L’Assemblée parlementaire du Conseil de l’Europe soutient les proxénètes

L’Assemblée parlementaire du Conseil de l’Europe soutient les proxénètes

De Grégor Puppinck, docteur en droit et directeur du Centre européen pour le droit et la justice (ECLJ), dans Valeurs Actuelles :

Ce 3 octobre, l’Assemblée parlementaire du Conseil de l’Europe votera sur un projet de résolution recommandant la dépénalisation et la normalisation de la prostitution, intitulé “Protéger les droits humains et améliorer la vie des travailleuses et des travailleurs du sexe et des victimes d’exploitation sexuelle”.

Ce débat parlementaire est un nouvel épisode d’une controverse opposant les tenants de la dépénalisation de la prostitution (comme en Belgique), à ceux qui veulent obtenir son abolition par la pénalisation des clients et des proxénètes (comme en France et en Suède).

Ce projet de résolution du Conseil de l’Europe prend le contrepied de l’action de deux autres institutions européennes : le Parlement européen, qui a adopté une résolution abolitionniste en septembre 2023, et la Cour européenne des droits de l’homme (CEDH), qui a rendu un jugement le 25 juillet 2024. Elle avait été saisie par 56 associations demandant la condamnation du modèle pénalisant les clients en France. La CEDH a rejeté la requête, permettant ainsi à la France de conserver son modèle abolitionniste pénalisant les clients.

Cette controverse traverse également l’Organisation des nations unies (Onu). La figure de proue de la libéralisation de la prostitution est Tlaleng Mofokeng, rapporteure spéciale de l’Onu sur le droit à la santé, qui se présente elle-même comme une « travailleuse du sexe ». Elle a notamment publié en mars 2024 un Guide sur les droits de l’homme des travailleurs du sexe. Un des objectifs de ce texte était de devancer et prévenir la publication d’un rapport abolitionniste, intitulé Prostitution et violence contre les femmes et les filles, présenté par Reem Alsalem, la rapporteure spéciale de l’Onu sur la violence contre les filles et les femmes.

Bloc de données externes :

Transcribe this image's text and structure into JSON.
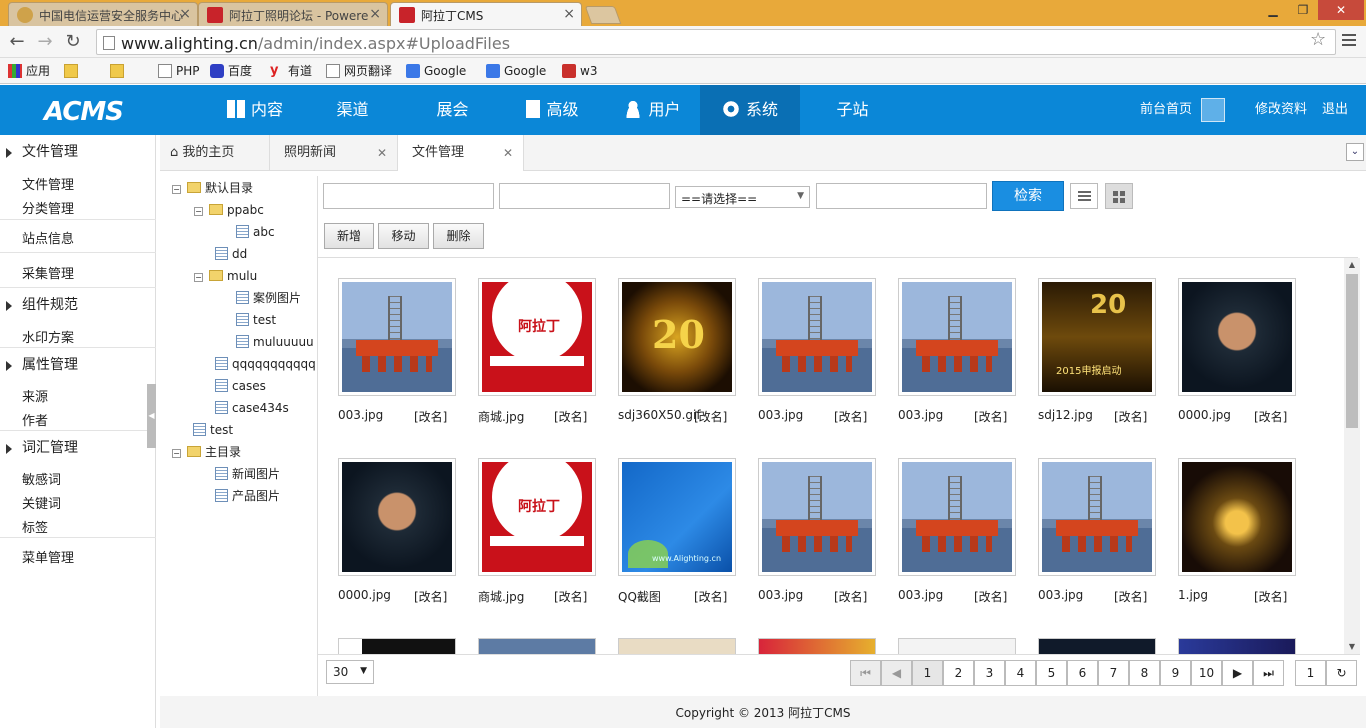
{
  "browser": {
    "tabs": [
      {
        "title": "中国电信运营安全服务中心"
      },
      {
        "title": "阿拉丁照明论坛 - Powere"
      },
      {
        "title": "阿拉丁CMS"
      }
    ],
    "url_host": "www.alighting.cn",
    "url_path": "/admin/index.aspx#UploadFiles",
    "bookmarks": [
      "应用",
      "",
      "",
      "PHP",
      "百度",
      "有道",
      "网页翻译",
      "Google",
      "Google",
      "w3"
    ]
  },
  "header": {
    "logo": "ACMS",
    "nav": [
      "内容",
      "渠道",
      "展会",
      "高级",
      "用户",
      "系统",
      "子站"
    ],
    "right": {
      "home": "前台首页",
      "profile": "修改资料",
      "logout": "退出"
    }
  },
  "sidebar": {
    "groups": [
      {
        "label": "文件管理",
        "items": [
          "文件管理",
          "分类管理"
        ]
      },
      {
        "label": "站点信息"
      },
      {
        "label": "采集管理"
      },
      {
        "label": "组件规范",
        "items": [
          "水印方案"
        ]
      },
      {
        "label": "属性管理",
        "items": [
          "来源",
          "作者"
        ]
      },
      {
        "label": "词汇管理",
        "items": [
          "敏感词",
          "关键词",
          "标签"
        ]
      },
      {
        "label": "菜单管理"
      }
    ]
  },
  "worktabs": [
    "我的主页",
    "照明新闻",
    "文件管理"
  ],
  "tree": [
    "默认目录",
    "ppabc",
    "abc",
    "dd",
    "mulu",
    "案例图片",
    "test",
    "muluuuuu",
    "qqqqqqqqqqq",
    "cases",
    "case434s",
    "test",
    "主目录",
    "新闻图片",
    "产品图片"
  ],
  "toolbar": {
    "select_value": "==请选择==",
    "search_label": "检索",
    "add_label": "新增",
    "move_label": "移动",
    "delete_label": "删除"
  },
  "files": [
    {
      "name": "003.jpg",
      "action": "[改名]"
    },
    {
      "name": "商城.jpg",
      "action": "[改名]"
    },
    {
      "name": "sdj360X50.gif",
      "action": "[改名]"
    },
    {
      "name": "003.jpg",
      "action": "[改名]"
    },
    {
      "name": "003.jpg",
      "action": "[改名]"
    },
    {
      "name": "sdj12.jpg",
      "action": "[改名]"
    },
    {
      "name": "0000.jpg",
      "action": "[改名]"
    },
    {
      "name": "0000.jpg",
      "action": "[改名]"
    },
    {
      "name": "商城.jpg",
      "action": "[改名]"
    },
    {
      "name": "QQ截图",
      "action": "[改名]"
    },
    {
      "name": "003.jpg",
      "action": "[改名]"
    },
    {
      "name": "003.jpg",
      "action": "[改名]"
    },
    {
      "name": "003.jpg",
      "action": "[改名]"
    },
    {
      "name": "1.jpg",
      "action": "[改名]"
    }
  ],
  "image_overlays": {
    "gold_number": "20",
    "gold_caption": "2015申报启动",
    "shop_brand": "阿拉丁",
    "blue_watermark": "www.Alighting.cn"
  },
  "pager": {
    "page_size": "30",
    "pages": [
      "1",
      "2",
      "3",
      "4",
      "5",
      "6",
      "7",
      "8",
      "9",
      "10"
    ],
    "current": "1",
    "goto_value": "1"
  },
  "footer": "Copyright © 2013 阿拉丁CMS",
  "colors": {
    "header_bg": "#0b87d7",
    "header_active": "#0a6fb4",
    "search_btn": "#1a8ee1"
  }
}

Alors que l’Assemblée parlementaire  du Conseil de l’Europe se prévaut de l’autorité de Tlaleng Mofokeng et ignore Reem Alsalem, celle-ci a adressé un communiqué demandant au Conseil de l’Europe de rejeter le projet de résolution, car elle le considère « dangereux pour les femmes ».

Cette controverse s’articule autour de trois prémisses sur lesquels reposent le discours favorable à la libéralisation de la prostitution. Ils sont de nature économique, philosophique et sociologique.

Cette idée renvoie à l’argument économique et suppose que la prostitution serait un métier pouvant être exercé dignement, selon les termes de la résolution, et permettant de sortir de la pauvreté. Le Guide de Mme Mofokeng parle d’« industrie » et de « chaîne de service » pour désigner le proxénétisme de manière prétendument neutre.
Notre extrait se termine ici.